Она целыми днями работала, но была довольна, что не сидит в тюрьме.
Однажды хозяин сообщил ей, что он был в её районе и узнал, что она объявлена за убийство во всесоюзный розыск, поэтому должна сидеть тихо.
После этого он прижал её к себе и потащил на кровать. Она же боялась возражать и сопротивляться, потому что альтернативой была тюрьма на многие годы.
С тех пор он стал к ней заходить регулярно, а хозяйка делала вид, что ничего не замечает.
После очередного застолья, хозяин привел во времянку своего кума и они оба, по очереди, ей попользовались.
После этого уже почти все гости заглядывали к ней во времянку с согласия хозяина, а Ольга молчала, потому что хозяин уже недвусмысленно намекал, что просто так держать он её не будет, хотя работала она, сколько хватало сил.
Так продолжалось несколько лет.
Ольга обнаружила, что беременна и стала спрашивать совета у хозяйки, что ей делать.
Та была подвыпившая и посоветовала Ольге сбежать к себе домой, потому что муж её жив и здоров, а ей она уже надоела со своим *****ством*.
Для Ольги это был удар, который пережить она не смогла.
Она решила покончить с собой, а заодно и сжечь этих гадов.

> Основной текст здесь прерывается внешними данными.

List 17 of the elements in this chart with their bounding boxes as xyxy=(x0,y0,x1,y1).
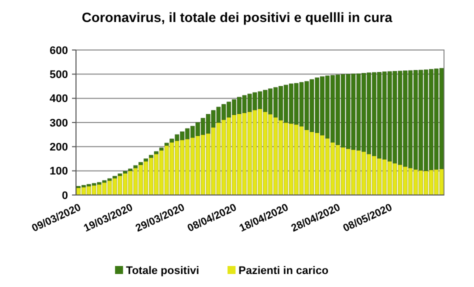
y-tick-label: 600 xyxy=(50,44,68,57)
y-tick-label: 200 xyxy=(50,142,68,154)
y-tick-label: 300 xyxy=(50,117,68,130)
legend-label: Pazienti in carico xyxy=(238,264,329,277)
legend-label: Totale positivi xyxy=(126,264,200,277)
bar xyxy=(154,151,158,154)
bar xyxy=(138,162,143,165)
bar xyxy=(144,158,148,162)
bar xyxy=(148,154,154,158)
bar xyxy=(133,165,138,168)
y-tick-label: 0 xyxy=(62,190,68,202)
y-tick-label: 500 xyxy=(50,69,68,82)
chart-title: Coronavirus, il totale dei positivi e quellli in cura xyxy=(82,10,393,25)
bar xyxy=(159,148,164,150)
y-tick-label: 400 xyxy=(50,93,68,106)
y-tick-label: 100 xyxy=(50,166,68,178)
bar xyxy=(164,142,169,146)
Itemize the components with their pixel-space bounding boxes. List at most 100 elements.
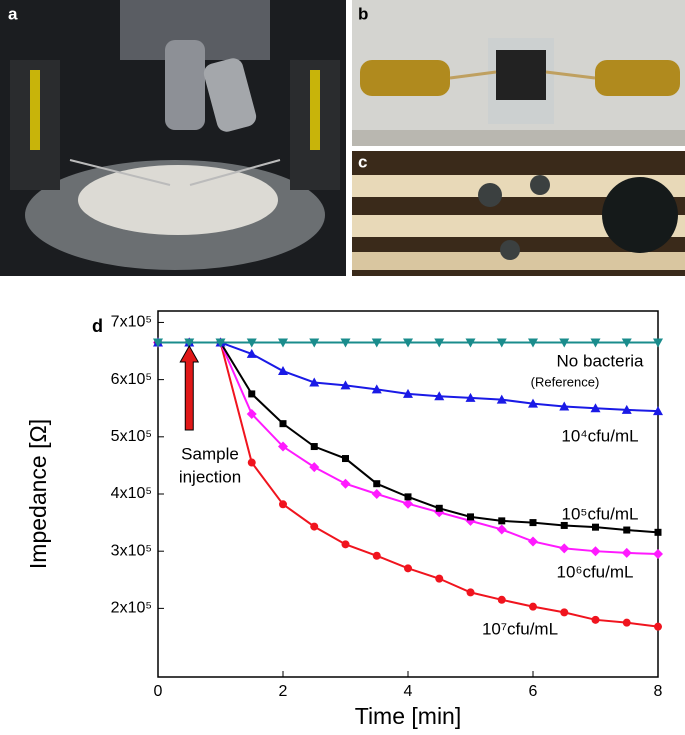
- marker: [246, 408, 257, 419]
- marker: [278, 338, 288, 348]
- annotation: Sample: [181, 444, 239, 463]
- panel-label: d: [92, 316, 103, 336]
- marker: [467, 513, 474, 521]
- marker: [340, 380, 351, 390]
- series-label: 10⁷cfu/mL: [482, 619, 558, 638]
- marker: [247, 458, 256, 467]
- marker: [372, 551, 381, 560]
- marker: [246, 338, 257, 348]
- x-tick-label: 8: [654, 683, 663, 700]
- photo-a: [0, 0, 346, 276]
- series-label: 10⁵cfu/mL: [562, 504, 639, 523]
- marker: [654, 528, 662, 536]
- annotation: (Reference): [531, 374, 600, 389]
- marker: [278, 366, 288, 376]
- marker: [279, 500, 287, 509]
- marker: [340, 338, 351, 348]
- marker: [342, 455, 349, 463]
- x-tick-label: 6: [529, 683, 538, 700]
- marker: [590, 338, 601, 348]
- marker: [592, 523, 599, 531]
- y-tick-label: 5x10⁵: [111, 428, 152, 445]
- marker: [498, 517, 506, 525]
- marker: [403, 498, 413, 509]
- marker: [560, 608, 569, 617]
- y-axis-label: Impedance [Ω]: [25, 419, 51, 569]
- x-tick-label: 2: [279, 683, 288, 700]
- marker: [279, 420, 287, 428]
- marker: [559, 543, 570, 554]
- marker: [623, 526, 631, 534]
- series-label: No bacteria: [557, 351, 644, 370]
- marker: [496, 524, 507, 535]
- marker: [435, 504, 443, 512]
- marker: [403, 388, 413, 398]
- annotation: injection: [179, 467, 241, 486]
- x-tick-label: 4: [404, 683, 413, 700]
- marker: [371, 384, 382, 394]
- marker: [529, 519, 537, 527]
- marker: [403, 338, 413, 348]
- marker: [309, 338, 320, 348]
- marker: [560, 521, 568, 529]
- marker: [153, 338, 163, 348]
- photo-b: [352, 0, 685, 146]
- marker: [310, 522, 319, 531]
- series-label: 10⁴cfu/mL: [561, 426, 638, 445]
- panel-label: a: [8, 4, 18, 23]
- marker: [497, 595, 506, 604]
- marker: [529, 602, 537, 611]
- marker: [559, 338, 570, 348]
- marker: [434, 338, 445, 348]
- y-tick-label: 3x10⁵: [111, 542, 152, 559]
- marker: [654, 622, 662, 631]
- marker: [653, 549, 663, 560]
- marker: [341, 540, 350, 549]
- marker: [278, 441, 288, 452]
- marker: [309, 462, 320, 473]
- marker: [371, 489, 382, 499]
- photo-c: [352, 151, 685, 276]
- marker: [621, 547, 632, 558]
- marker: [622, 618, 631, 627]
- x-tick-label: 0: [154, 683, 163, 700]
- y-tick-label: 4x10⁵: [111, 485, 152, 502]
- marker: [653, 338, 663, 348]
- marker: [371, 338, 382, 348]
- marker: [591, 615, 600, 624]
- arrow: [179, 344, 200, 431]
- marker: [466, 588, 475, 597]
- marker: [309, 377, 320, 387]
- marker: [465, 338, 476, 348]
- panel-label: b: [358, 4, 368, 23]
- marker: [246, 348, 257, 358]
- series-label: 10⁶cfu/mL: [557, 562, 634, 581]
- marker: [653, 406, 663, 416]
- marker: [373, 480, 381, 488]
- marker: [215, 338, 226, 348]
- marker: [404, 564, 412, 573]
- y-tick-label: 6x10⁵: [111, 371, 152, 388]
- marker: [435, 574, 444, 583]
- marker: [528, 398, 538, 408]
- x-axis-label: Time [min]: [355, 703, 462, 729]
- chart: d 0 2 4 6 8 2x10⁵ 3x10⁵ 4x10⁵ 5x10⁵ 6x10⁵ 7x10⁵ Tim…: [25, 310, 663, 729]
- marker: [590, 546, 601, 557]
- marker: [590, 403, 601, 413]
- marker: [465, 392, 476, 402]
- marker: [621, 404, 632, 414]
- marker: [621, 338, 632, 348]
- marker: [434, 391, 445, 401]
- marker: [248, 390, 256, 398]
- marker: [184, 338, 195, 348]
- marker: [559, 401, 570, 411]
- marker: [528, 338, 538, 348]
- marker: [528, 536, 538, 547]
- marker: [404, 493, 412, 501]
- y-tick-label: 2x10⁵: [111, 600, 152, 617]
- marker: [496, 338, 507, 348]
- marker: [310, 443, 318, 451]
- marker: [496, 394, 507, 404]
- marker: [340, 478, 351, 489]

После очередной пьянки, когда по дому валялось человек шесть членов семьи и их родственников, Ольга закрыла двери, облила всё бензином и подожгла.
Когда всё заполыхало, она испугалась и выпрыгнула в окно, в уже горящей одежде.
Помнит, что тушила себя в бочке с дождевой водой, а дальше уже ничего и в памяти и нет.
Она устала и замолчала.
Наутро она умерла.
Письмо мне удалось отправить только из лагеря года через полтора.
Хотелось без прокола.
А потом эта история закрылась многими другими, не менее драматичными событиями.
Лет через двадцать в нашу ленинградскую квартиру позвонила женщина.
Это оказалась Ольгина дочь, которая через мою мать, адрес которой я когда-то сообщил, разыскала меня и приехала узнать подробности.
Я рассказал, что Ольга поверила в смерть мужа и скрывалась, пока не попала в аварию и не погибла.
Ни о чём другом я не рассказывал.
Отец же, по словам дочери, всё время считал, что Ольга его бросила и убежала с другим, а когда получили моё письмо, запил и уже не просыхал.
Вскоре он умер. Вернее утонул на реке. Тёмная была история.
Детей вырастили бабушка и дед.
На прощание я сказал Вере, что мама только и думала о детях и очень страдала перед смертью.
— У вас была хорошая мать. И вы можете ей гордиться.
Женщина была благодарна мне за эти слова.
Наверное, она ждала их всю свою жизнь.